Monday, January 5, 2009

Replayability in Games and the Tacked-On Experience

There's been a continuing trend in video games that is designed to demonstrate replayability, or in the case of open world games, continued playability. Item collection for achievements or trophies should persuade the player to continue playing the game, no matter how absurd the collectibles may be or how connected, or disconnected, they are from the overall story or narrative of the game.

Video games such as Bioshock, Gears of War 1 & 2, Grand Theft Auto IV, and Crackdown allow the player to collect certain special items at their leisure. Notice that GTA IV and Crackdown are both open world shooters. Gears of War 1 & 2 and Bioshock are rail shooters, albeit providing freedom to a certain degree, but still requiring you to follow a set path to progress.

Collectible items in GOW 1 & 2 include pre-war newspaper clippings, military identification tags called COG tags, journal entries written by soldiers and civilians alike. These items fit the narrative and story of the game, and thus demonstrate purpose to the games emotional, as well as narrative progression.

Bioshock is another good example of these meaningful collectibles. Audio recordings of the residents of Rapture provide a newly formed emotional narrative. Which helps the already solid, haunting feel of the game. After hearing the crazed recordings of the plastic surgeon, and seeing the humanity in him, I didn't look at him the way I would a faceless enemy facilitated by propaganda, I saw his human side. As for the little sisters, nothing compares to the first time you save them or kill them, I guess I'm getting sidetracked by kissing the ass of majesty, I'll get back on it.

Grand Theft Auto IV on the other hand provides somewhat of a tacked-on collectible item, or killable as the case may be. The item, the bird, you're told to find and kill are pigeons. Pigeons do fit the industrial, gritty environment of Grand Theft Auto IV, but how they fit in to Niko Bellics story is a mystery. Well, woopty-fucking-doo. Maybe I missed the scene where a pigeon shit on Niko's head and everyone lived happily ever after in the end. Either way, they seem, to me like a cheap, tacked-on extra that is justified as a means to get your money's worth out of the game.

That's not to say I don't enjoy reducing the flying rats to a cloud of blood and feathers, I do enjoy it, really. But it seems as if these pigeons are meant to distract from the game. Because, at points, I'd rather go off on a pigeon hunting extravaganza rather than find out who facilitated the drop-off of the stolen cocaine on the Snow Storm mission. Which is the thing, it did what it's alleged job was to be, to distract me from the main game and narrative.

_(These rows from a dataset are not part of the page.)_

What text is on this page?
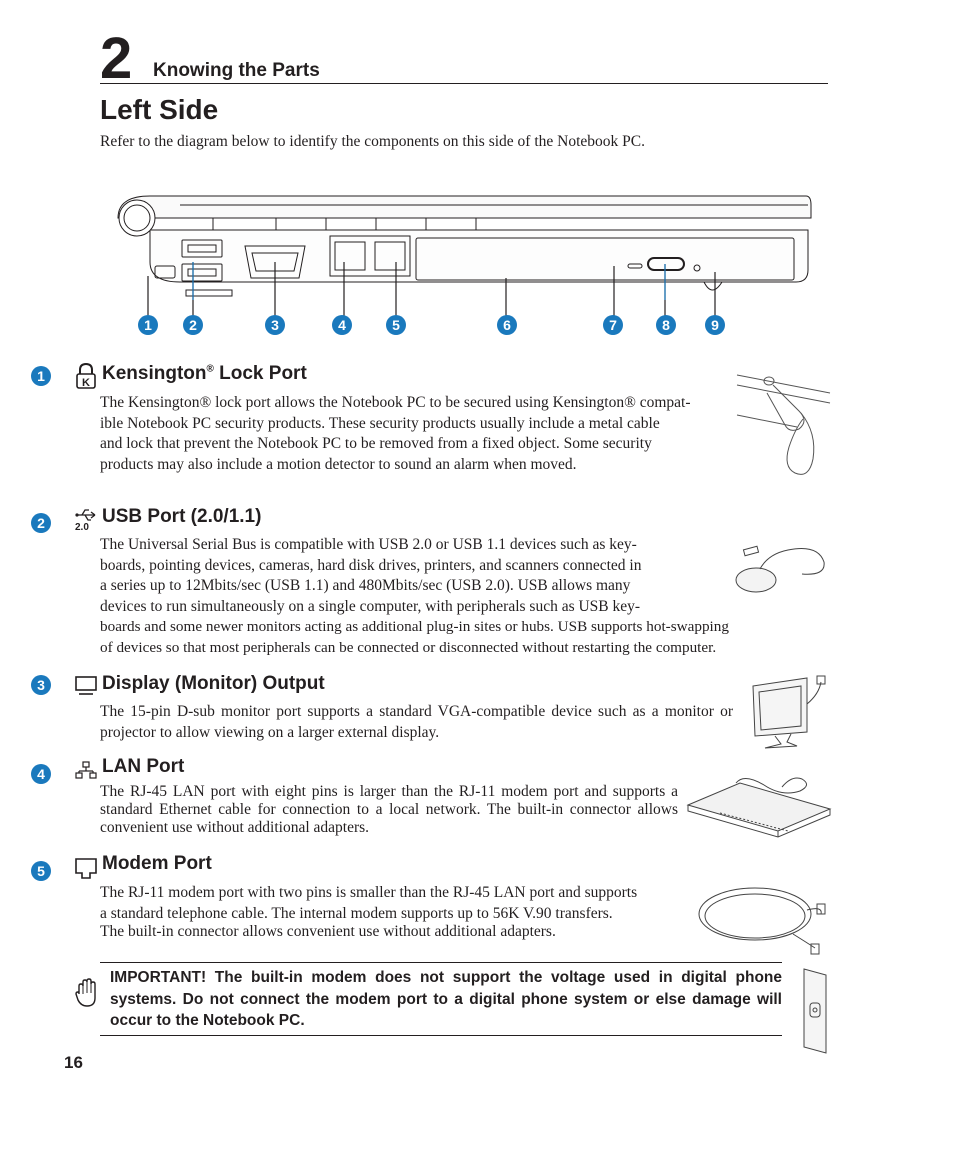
2 Knowing the Parts
Left Side
Refer to the diagram below to identify the components on this side of the Notebook PC.
1	2	3	4	5	6	7	8	9
1	K Kensington® Lock Port
The Kensington® lock port allows the Notebook PC to be secured using Kensington® compat-
ible Notebook PC security products. These security products usually include a metal cable
and lock that prevent the Notebook PC to be removed from a fixed object. Some security
products may also include a motion detector to sound an alarm when moved.
2	2.0
USB Port (2.0/1.1)
The Universal Serial Bus is compatible with USB 2.0 or USB 1.1 devices such as key-
boards, pointing devices, cameras, hard disk drives, printers, and scanners connected in
a series up to 12Mbits/sec (USB 1.1) and 480Mbits/sec (USB 2.0). USB allows many
devices to run simultaneously on a single computer, with peripherals such as USB key-
boards and some newer monitors acting as additional plug-in sites or hubs. USB supports hot-swapping
of devices so that most peripherals can be connected or disconnected without restarting the computer.
3	Display (Monitor) Output
The 15-pin D-sub monitor port supports a standard VGA-compatible device such as a monitor or projector to allow viewing on a larger external display.
4	LAN Port
The RJ-45 LAN port with eight pins is larger than the RJ-11 modem port and supports a standard Ethernet cable for connection to a local network. The built-in connector allows convenient use without additional adapters.
5	Modem Port
The RJ-11 modem port with two pins is smaller than the RJ-45 LAN port and supports
a standard telephone cable. The internal modem supports up to 56K V.90 transfers.
The built-in connector allows convenient use without additional adapters.
IMPORTANT! The built-in modem does not support the voltage used in digital phone systems. Do not connect the modem port to a digital phone system or else damage will occur to the Notebook PC.
16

Crackdowns collectibles don't enhance the almost non-existent story, but they do enhance your characters stats. Agility orbs and secret orbs provide upgrades for your skills of driving, shooting, explosives, agility, and strength skills, but they don't move the story forward.

Collectible items are a good way to institute replayability in games. I know because I've done it more than once in more than a few games and I've enjoyed it, more times than less. But in some cases, GTA IV to name names, pigeon shooting and stunt jumps seem like an afterthought. But with Gears of War and Bioshock, the collectibles seem to be thought out carefully and put in the game for a certain affect, which they execute flawlessly. There are many other games I could mention, and at some point I will. But these are the prime examples of tacked-on and thought-out collectibles.

Then there's side missions. I won't go into it, but they’re always a nice touch to a short game. Just look at Fable II, well, and Fable I. Plenty of side missions and plenty of replayability, take those as examples of a well-structured game. And everything else in this, they are all good, and let's leave it at that.